"It’s important to talk about why I make the paintings I do, and why there is a focus on ensuring that within each painting, the black figure is central," Queens-based painter Marcus Brutus told the Juxtapoz team back in the Spring 2020 Quarterly issue. "However, I don’t want to focus too much on specific histories or specific events because I think it then takes precedence in the conversation around the work. To me, these are really just images of humanity. The only politics about them is the fact that I’ve uniquely used black figures. But they’re just scenes of everyday life, everyday situations."

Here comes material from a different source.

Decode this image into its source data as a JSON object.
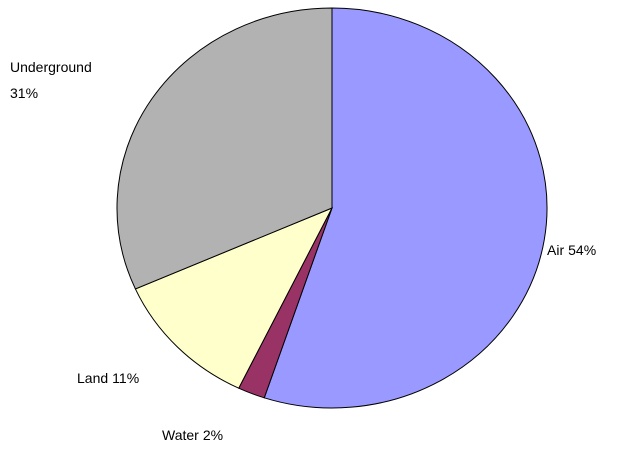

When we initially became acquainted with the works of Marcus Brutus, through gallery shows with Harper's and the accompanying subsequent book/catalog, The Uhmericans, we were struck by the quietly elegant and powerful portrayal of what is often tumultous socio-political themes in America. We discovered how this self-taught artist, after a marketing stint in NYC, returned home to Maryland and found himself compelled to create figurative paintings that interpret the everyday lives of persons of color in America. Immediately, the subtle storytelling of the paintings caught the attention of the fine art world, and Brutus began to showcase these riveting works to a broader audience. In the vein of Jacob Lawrence and as a more literal interpretation of Robert Frank's The Americans, Brutus incorporates elements of social realism to emblemize the revered tradition of portraiture in American art.
On this episode of the Radio Juxtapoz podcast, Juxtapoz editor Evan Pricco speaks with Brutus about the origins of his painting career, these subtle political qualities in his work and how the recent protests around America will affect his paintings. Also, co-hosts Doug Gillen and Pricco speak at length about how the art world has responded to the George Floyd murder.